Fraudsters beware, says the Securities and Exchange Commission in its latest investor-focused public service announcement. In an effort to crack down on the likelihood of Main Street investors turning over their life savings to unregistered investment professionals, the SEC is running snappy social media-friendly videos encouraging due diligence with a visit to Investor.gov. The SEC-run website provides resources for at-large public investors, including an easy-to-access link to the Investment Adviser Public Disclosure database, which returns information on investment professionals registered with the SEC and FINRA’s BrokerCheck. “Investors who check the background of their investment professional and use the other tools and resources available on Investor.gov can make more informed investment choices—and better protect themselves from fraud,” said Lori Schock, director of the SEC’s Office of Investor Education and Advocacy. The site has seen more than 9 million new users since its launch and provides individual investors with financial planning tools, tips for safeguarding their assets and links to the SEC’s investor complaint form.
Paychex, which provides 401(k) recordkeeping services, said it’s adding several new features to its Advisor Console, the portal that plan advisors use to manage their books of business with Paychex. Among the changes are more readily available client data relevant to newly eligible employees, employees pending enrollments and employees who have not yet enrolled. Later this year, it will also roll out tools that enable plan advisors to benchmark their plans against industry standards.

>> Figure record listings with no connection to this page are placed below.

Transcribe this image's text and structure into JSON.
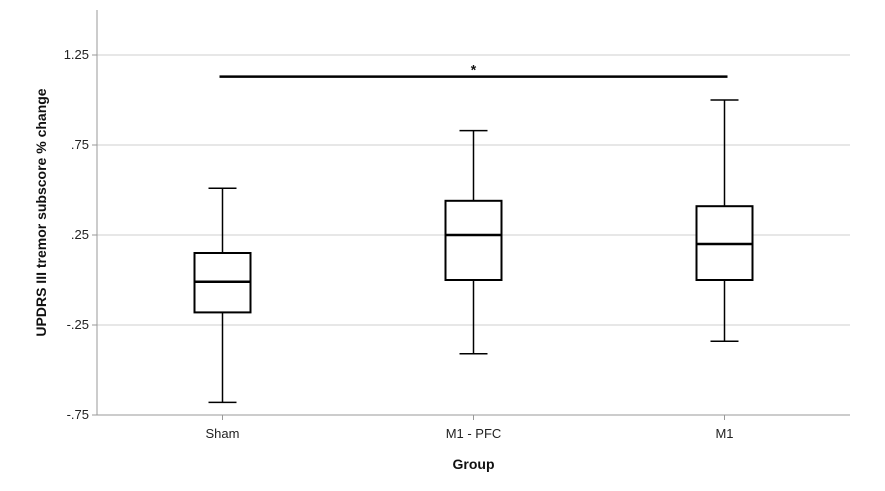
{
  "chart_data": {
    "type": "box",
    "xlabel": "Group",
    "ylabel": "UPDRS III tremor subscore % change",
    "ylim": [
      -0.75,
      1.5
    ],
    "yticks": [
      {
        "value": -0.75,
        "label": "-.75"
      },
      {
        "value": -0.25,
        "label": "-.25"
      },
      {
        "value": 0.25,
        "label": ".25"
      },
      {
        "value": 0.75,
        "label": ".75"
      },
      {
        "value": 1.25,
        "label": "1.25"
      }
    ],
    "grid": true,
    "categories": [
      "Sham",
      "M1 - PFC",
      "M1"
    ],
    "boxes": [
      {
        "category": "Sham",
        "min": -0.68,
        "q1": -0.18,
        "median": -0.01,
        "q3": 0.15,
        "max": 0.51
      },
      {
        "category": "M1 - PFC",
        "min": -0.41,
        "q1": 0.0,
        "median": 0.25,
        "q3": 0.44,
        "max": 0.83
      },
      {
        "category": "M1",
        "min": -0.34,
        "q1": 0.0,
        "median": 0.2,
        "q3": 0.41,
        "max": 1.0
      }
    ],
    "significance": [
      {
        "from": "Sham",
        "to": "M1",
        "y": 1.13,
        "label": "*"
      }
    ]
  }
}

A Farmingdale, N.J. financial advisor has pleaded guilty to defrauding his clients out of $3.1 million, according to the U.S. Attorney's office. Scott Newsholme, 43, pleaded guilty to wire fraud, aggravated identity theft and preparing fraudulent tax returns. Court documents show that from 2002 to 2017, Newsholme convinced his clients to give him money, which he said he’d invest in various securities, as well as bond instruments issues by a private New Jersey country club, a bond investment in a video game company and investments in the production of a movie. Instead, however, he cashed or deposited the checks and used the investments for personal expenses, including multiple cars, bedroom furniture, debts at casinos, bank transfers to his personal accounts and ATM withdrawals. In total, he faces more than 20 years in jail and fines in excess of $500,000.